As you may have read, I went fishing on September 30th and had a good time. I think there are a few things I can attibute my success to.
- Trout are starting to spawn, so hormones are cranked up, meaning fish are more aggressive.
- After sticking with fly gear all season long (almost exclusively) my ability to cast with a fly rod has improved a lot, including roll casting.
- I have learned that stealth is much more important when using fly gear (as opposed to spinning gear) because long-distance casting is much less an option with a fly rod.
- Fly selection – with spinners it’s one of two options: a gold #9 Panther Martin, or a silver #9 Panther Martin. With flies, the options can be overwhelming. But if you have the wrong fly, you won’t catch fish.
Hormonal Fish, Correct Fly, Stealthy Approach all lead to a beautiful hookup
A Crawford County Spring-Fed Trout Stream
Speaking of using the correct fly, I had hookups and strikes aplenty using a Hopper with a Copper John dropper. Mid-day, when I started fishing, every fish I caught was on the Copper John dropper, nothing on the Hopper. But as the sun started to get lower in the sky, the fish switched over to the Hopper and ignored the Copper John that was ticking along the streambed. I have no idea why this happened. I think I may have had a couple of double strikes, meaning one fish went for the Hopper and one went for the Copper John, at the same time. I never did get a double hookup though.
I also had zero hits on wooly buggers, Griffith’s Gnats, or any other patterns I tied on.
Hunger or Aggression? This Brown started a surface fly-eating trend.
Driftless spring creek Brown on a Hopper fly.
All this is to say that when things aren’t going right, it’s hard for a novice fly fisherman to figure out what to do. Is it the fish? The fly? Am I being too loud? Casting shadows? Wearing the wrong color hat?
So many choices, and without experience or a guide, it’s difficult to know what to do. Luckily, once in a while you have the day you’ve been hoping for all year.
Yes, it’s true. I had the most success I’ve ever had fly fishing for trout yesterday.
I went and visited Todd Opsal at On The Creek Fly Shop before heading west to Crawford County, and he talked to me about a fly I’d never used before, the Copper John. Todd suggested I tie on a hopper surface fly with a Copper John dropper. So that’s what I did. My second cast yielded a fish.

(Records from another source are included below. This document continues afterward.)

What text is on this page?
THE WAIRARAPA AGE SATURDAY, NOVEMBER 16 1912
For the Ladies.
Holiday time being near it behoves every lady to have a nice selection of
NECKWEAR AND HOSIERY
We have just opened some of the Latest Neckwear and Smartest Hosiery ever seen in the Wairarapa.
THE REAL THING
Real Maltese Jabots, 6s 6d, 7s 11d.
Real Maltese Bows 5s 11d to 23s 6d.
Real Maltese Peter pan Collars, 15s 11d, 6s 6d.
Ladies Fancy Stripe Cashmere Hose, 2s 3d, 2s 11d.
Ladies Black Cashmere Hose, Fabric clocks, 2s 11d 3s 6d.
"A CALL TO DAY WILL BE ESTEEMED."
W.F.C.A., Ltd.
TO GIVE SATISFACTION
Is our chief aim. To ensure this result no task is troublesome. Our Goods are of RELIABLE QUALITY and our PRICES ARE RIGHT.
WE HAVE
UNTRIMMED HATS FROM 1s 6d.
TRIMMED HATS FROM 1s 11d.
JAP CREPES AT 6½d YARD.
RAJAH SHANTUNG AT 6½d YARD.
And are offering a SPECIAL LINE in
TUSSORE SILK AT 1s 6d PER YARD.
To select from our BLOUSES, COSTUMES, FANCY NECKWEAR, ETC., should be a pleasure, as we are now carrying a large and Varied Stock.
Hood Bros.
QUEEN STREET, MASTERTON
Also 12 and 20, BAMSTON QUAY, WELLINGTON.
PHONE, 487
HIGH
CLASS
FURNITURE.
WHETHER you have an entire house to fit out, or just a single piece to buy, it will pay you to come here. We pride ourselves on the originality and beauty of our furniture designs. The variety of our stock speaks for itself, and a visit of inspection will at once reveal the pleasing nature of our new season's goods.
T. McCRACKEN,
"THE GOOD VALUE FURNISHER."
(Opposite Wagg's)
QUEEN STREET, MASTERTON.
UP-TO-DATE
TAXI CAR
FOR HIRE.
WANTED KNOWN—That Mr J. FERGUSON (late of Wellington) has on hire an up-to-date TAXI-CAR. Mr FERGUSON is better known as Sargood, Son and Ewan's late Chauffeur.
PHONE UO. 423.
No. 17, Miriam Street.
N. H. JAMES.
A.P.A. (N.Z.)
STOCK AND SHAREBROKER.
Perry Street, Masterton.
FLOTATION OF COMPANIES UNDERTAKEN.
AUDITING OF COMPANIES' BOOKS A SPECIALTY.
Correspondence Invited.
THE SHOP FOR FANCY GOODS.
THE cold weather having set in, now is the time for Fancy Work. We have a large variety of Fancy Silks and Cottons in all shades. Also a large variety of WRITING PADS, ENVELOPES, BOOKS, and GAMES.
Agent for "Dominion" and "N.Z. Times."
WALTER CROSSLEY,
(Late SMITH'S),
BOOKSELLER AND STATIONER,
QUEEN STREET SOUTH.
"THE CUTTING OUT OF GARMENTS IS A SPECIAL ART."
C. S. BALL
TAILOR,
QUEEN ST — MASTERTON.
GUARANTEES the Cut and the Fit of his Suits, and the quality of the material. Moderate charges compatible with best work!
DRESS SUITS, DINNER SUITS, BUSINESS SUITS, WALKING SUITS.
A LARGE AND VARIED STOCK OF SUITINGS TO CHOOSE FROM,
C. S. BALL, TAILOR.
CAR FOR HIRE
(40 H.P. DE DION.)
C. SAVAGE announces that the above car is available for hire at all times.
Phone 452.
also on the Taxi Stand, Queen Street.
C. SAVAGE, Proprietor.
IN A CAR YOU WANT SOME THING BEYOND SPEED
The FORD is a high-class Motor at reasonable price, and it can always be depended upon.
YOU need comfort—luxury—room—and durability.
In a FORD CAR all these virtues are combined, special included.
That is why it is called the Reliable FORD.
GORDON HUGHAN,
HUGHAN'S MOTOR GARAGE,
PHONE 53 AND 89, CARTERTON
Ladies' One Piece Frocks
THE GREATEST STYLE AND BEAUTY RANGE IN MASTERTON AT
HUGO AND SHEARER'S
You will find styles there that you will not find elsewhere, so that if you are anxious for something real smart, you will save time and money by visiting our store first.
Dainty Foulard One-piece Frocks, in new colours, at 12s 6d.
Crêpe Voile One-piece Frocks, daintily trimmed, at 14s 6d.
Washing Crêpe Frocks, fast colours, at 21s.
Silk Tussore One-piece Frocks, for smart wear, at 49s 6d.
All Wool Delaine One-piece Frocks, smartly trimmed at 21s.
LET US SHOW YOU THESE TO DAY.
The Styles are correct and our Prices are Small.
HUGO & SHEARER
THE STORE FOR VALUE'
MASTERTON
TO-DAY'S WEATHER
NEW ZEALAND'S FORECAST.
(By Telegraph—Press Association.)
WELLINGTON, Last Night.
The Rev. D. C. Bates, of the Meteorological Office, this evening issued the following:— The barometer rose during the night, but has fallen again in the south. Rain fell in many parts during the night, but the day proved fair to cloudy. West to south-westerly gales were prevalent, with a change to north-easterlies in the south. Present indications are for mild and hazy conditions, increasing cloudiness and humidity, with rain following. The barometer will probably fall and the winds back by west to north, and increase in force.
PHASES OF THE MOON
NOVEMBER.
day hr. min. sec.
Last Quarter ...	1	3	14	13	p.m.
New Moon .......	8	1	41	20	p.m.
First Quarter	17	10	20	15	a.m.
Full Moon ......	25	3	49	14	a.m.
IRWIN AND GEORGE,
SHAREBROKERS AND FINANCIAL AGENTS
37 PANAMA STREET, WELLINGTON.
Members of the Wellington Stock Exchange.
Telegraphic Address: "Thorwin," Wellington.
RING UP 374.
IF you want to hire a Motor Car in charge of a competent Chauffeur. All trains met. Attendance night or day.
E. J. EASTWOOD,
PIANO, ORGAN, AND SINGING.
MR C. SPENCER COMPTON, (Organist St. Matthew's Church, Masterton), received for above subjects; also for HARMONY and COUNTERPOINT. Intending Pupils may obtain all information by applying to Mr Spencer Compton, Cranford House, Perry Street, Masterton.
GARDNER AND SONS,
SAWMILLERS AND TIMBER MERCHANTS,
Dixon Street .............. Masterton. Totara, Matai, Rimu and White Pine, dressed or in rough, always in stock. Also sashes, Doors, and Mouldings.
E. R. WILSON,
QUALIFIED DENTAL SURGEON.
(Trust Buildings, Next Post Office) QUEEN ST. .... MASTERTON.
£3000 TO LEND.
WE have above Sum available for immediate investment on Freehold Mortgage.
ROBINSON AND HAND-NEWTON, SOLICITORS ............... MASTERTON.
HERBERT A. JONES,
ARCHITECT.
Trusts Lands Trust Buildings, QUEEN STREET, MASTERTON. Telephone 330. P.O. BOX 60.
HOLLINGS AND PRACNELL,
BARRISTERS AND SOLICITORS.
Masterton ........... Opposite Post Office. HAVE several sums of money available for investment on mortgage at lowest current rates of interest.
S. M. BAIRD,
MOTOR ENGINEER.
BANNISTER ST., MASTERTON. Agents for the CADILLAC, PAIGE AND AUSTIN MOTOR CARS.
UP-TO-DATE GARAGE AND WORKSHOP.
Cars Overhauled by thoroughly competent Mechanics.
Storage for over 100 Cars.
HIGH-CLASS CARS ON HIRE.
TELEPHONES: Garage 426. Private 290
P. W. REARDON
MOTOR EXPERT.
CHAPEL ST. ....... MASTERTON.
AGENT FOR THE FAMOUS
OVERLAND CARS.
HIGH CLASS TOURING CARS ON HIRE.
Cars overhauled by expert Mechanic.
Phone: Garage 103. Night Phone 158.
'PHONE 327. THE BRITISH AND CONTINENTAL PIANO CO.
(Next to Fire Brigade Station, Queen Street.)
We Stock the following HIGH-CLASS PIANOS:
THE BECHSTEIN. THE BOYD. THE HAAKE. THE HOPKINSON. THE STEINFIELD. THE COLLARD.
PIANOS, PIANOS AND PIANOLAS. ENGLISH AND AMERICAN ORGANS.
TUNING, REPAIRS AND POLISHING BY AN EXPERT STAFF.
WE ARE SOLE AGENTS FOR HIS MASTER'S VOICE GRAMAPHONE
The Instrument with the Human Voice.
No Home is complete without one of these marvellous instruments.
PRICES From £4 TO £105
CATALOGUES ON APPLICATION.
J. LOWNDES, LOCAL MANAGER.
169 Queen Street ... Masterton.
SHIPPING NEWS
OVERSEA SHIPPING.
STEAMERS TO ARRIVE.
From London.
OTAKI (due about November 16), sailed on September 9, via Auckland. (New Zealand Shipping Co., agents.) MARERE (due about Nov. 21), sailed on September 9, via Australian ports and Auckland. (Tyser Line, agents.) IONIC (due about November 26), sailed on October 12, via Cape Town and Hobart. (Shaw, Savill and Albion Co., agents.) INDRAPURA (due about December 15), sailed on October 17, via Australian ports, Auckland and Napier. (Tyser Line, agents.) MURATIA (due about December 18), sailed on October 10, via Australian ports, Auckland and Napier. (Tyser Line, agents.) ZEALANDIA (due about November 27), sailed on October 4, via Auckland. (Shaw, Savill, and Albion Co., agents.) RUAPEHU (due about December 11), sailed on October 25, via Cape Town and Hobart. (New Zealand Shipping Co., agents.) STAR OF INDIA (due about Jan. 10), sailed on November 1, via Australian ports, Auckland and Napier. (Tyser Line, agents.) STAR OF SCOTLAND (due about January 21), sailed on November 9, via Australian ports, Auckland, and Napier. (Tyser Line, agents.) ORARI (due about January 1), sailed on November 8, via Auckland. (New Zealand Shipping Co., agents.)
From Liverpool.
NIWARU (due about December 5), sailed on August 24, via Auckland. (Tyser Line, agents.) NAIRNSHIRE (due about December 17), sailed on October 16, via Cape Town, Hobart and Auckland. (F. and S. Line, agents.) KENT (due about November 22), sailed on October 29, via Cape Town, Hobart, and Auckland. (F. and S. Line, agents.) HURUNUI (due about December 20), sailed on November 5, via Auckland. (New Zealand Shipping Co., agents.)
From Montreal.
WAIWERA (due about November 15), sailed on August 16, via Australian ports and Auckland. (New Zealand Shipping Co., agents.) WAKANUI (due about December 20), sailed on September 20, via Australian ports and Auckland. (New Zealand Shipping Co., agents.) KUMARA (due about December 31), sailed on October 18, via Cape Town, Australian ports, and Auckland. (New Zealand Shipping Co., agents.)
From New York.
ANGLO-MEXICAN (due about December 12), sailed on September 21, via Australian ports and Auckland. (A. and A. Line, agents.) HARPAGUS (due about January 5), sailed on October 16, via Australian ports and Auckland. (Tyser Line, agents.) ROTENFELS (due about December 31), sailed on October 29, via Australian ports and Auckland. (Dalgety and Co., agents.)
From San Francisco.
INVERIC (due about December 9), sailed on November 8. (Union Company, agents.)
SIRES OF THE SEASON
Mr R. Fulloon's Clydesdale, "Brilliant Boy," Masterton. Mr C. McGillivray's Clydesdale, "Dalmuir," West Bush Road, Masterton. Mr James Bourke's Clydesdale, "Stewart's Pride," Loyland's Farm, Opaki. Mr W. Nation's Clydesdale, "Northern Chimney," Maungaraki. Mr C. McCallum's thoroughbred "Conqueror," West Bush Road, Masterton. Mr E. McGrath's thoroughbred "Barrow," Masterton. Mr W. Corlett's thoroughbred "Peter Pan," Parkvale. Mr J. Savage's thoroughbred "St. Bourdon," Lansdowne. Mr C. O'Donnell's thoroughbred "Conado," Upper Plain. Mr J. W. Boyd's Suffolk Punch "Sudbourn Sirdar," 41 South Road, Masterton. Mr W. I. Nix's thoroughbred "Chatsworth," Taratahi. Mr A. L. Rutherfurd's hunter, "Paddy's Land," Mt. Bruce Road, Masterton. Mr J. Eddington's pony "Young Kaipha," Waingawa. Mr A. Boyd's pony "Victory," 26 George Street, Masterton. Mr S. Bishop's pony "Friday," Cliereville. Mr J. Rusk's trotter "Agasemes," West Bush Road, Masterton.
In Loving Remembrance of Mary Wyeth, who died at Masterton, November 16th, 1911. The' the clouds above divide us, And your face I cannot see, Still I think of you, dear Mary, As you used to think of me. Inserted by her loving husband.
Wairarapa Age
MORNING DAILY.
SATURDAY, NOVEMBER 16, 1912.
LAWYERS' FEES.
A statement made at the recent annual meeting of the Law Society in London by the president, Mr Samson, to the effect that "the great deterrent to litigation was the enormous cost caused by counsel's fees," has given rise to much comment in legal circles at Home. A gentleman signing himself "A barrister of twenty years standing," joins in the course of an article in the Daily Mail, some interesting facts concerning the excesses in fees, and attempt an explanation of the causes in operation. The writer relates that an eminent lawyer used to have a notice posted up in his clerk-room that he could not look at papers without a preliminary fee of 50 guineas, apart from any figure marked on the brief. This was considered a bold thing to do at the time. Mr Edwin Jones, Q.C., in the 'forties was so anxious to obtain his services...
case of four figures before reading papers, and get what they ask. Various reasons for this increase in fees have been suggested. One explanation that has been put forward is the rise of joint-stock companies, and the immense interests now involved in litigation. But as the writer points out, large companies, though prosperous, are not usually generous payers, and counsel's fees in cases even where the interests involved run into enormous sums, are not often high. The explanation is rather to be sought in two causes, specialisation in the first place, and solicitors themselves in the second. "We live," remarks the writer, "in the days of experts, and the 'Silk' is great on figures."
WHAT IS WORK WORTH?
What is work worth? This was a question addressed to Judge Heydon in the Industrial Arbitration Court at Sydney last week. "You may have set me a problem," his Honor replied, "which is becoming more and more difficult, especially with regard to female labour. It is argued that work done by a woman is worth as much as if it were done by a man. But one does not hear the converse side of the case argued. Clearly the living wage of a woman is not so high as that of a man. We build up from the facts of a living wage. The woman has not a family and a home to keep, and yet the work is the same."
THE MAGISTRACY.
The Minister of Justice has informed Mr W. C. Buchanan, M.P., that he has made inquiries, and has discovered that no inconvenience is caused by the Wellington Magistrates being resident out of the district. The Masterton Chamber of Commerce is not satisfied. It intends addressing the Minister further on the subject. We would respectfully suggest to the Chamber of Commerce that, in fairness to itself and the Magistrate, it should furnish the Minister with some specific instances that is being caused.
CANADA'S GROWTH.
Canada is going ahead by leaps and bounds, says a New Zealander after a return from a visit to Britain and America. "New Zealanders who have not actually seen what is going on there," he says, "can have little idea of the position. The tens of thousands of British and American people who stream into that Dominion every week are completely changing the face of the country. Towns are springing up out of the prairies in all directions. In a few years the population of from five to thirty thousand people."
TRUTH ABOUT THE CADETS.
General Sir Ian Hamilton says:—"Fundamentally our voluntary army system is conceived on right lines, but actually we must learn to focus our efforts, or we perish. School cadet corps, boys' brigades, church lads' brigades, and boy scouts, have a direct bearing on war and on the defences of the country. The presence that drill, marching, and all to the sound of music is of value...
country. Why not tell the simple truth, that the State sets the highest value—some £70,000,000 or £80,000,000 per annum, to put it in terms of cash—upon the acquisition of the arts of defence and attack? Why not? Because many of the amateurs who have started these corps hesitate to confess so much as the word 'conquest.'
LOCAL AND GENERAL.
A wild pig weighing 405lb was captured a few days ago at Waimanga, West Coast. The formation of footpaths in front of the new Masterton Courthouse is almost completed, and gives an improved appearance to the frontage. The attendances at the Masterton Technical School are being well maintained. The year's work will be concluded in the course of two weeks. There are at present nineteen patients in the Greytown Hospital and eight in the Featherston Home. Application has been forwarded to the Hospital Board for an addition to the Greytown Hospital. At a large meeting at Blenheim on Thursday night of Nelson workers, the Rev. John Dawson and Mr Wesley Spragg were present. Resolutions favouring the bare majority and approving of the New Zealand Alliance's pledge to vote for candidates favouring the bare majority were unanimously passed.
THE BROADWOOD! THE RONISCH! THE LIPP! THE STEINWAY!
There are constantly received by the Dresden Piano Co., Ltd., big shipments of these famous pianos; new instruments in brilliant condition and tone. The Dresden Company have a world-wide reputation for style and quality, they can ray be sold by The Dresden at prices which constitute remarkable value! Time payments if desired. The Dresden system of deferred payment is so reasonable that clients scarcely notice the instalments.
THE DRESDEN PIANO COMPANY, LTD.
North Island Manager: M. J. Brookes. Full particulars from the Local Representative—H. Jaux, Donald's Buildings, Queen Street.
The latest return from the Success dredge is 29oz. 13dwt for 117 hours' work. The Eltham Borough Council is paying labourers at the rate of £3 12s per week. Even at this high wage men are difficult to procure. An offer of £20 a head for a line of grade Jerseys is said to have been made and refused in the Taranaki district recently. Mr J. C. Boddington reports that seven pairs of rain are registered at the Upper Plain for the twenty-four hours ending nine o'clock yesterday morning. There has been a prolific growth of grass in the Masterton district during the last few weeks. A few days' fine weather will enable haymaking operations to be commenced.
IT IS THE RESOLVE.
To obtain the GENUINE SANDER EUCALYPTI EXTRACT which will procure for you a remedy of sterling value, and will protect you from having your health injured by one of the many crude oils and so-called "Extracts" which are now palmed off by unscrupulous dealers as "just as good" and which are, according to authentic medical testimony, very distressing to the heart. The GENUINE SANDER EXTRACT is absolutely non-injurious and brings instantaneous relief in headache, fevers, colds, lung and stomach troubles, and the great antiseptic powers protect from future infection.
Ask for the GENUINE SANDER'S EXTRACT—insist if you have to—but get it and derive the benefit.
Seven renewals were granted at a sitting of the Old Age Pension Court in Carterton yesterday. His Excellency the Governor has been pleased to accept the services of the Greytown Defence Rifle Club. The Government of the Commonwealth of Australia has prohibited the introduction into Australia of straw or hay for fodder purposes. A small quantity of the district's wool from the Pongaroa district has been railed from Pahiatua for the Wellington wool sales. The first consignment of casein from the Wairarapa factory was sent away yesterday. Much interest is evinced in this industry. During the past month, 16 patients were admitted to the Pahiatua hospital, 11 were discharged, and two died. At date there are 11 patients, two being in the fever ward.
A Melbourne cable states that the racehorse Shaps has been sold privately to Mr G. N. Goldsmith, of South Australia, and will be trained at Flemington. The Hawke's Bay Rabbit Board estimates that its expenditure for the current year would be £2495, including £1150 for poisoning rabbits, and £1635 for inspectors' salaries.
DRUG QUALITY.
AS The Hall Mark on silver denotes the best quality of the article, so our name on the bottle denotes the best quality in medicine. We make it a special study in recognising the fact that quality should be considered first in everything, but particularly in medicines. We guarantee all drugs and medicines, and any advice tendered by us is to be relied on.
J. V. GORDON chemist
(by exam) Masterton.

Plum Creek Brown on a Copper John
As for where I fished, I wanted to try a couple of streams I haven’t fished previously. Using Google Maps and the DNR Trout Stream data, I found two streams that looked good. A year ago I called someone at the Crawford County Government Offices and asked if there were any county parks with camping there (there aren’t). I also got to talking with the man on the phone about trout fishing and he said “Plum Creek is the best trout stream in Crawford County”. For some reason that stuck in my brain. Well the stats do look good (5.2 miles of Class 1 Trout water, native Brook and Brown Trout, no stocking), and I imagine that had something to do with him claiming it was the best trout stream in the county.
The upper reaches of Plum Creek in Crawford County
I don’t know that you can blankly state a particular stream is the best out of all the streams in Crawford County. That place is an embarrassment of riches, with so many good trout streams you’d be hard pressed to fish them all. Even non-designated streams are full of trout!
Todd Opsal of On the Creek Fly Shop, whom I may have mentioned earlier having helped me with my fly choices, concurred that Plum Creek was a nice choice, and he had fished it once before and enjoyed it, and told me about a friend of his, Bill, who fished the lower section of the creek and got some nice biggerr fish.
My second choice was one I’ll leave off the books, but it’s near another creek I’ve fished that is full of fish, and it worked out nicely for me yesterday and, well, you know…
Another nice place to fish in Crawford County
So, I fished a couple of great places, caught a lot of nice fish, and feel really good about it all. It’s hard to beat seeing a fish slam your hopper fly off the surface of the water seconds after it lands on the water with so much force it startles you.
The events leading up to this moment were a great deal of fun.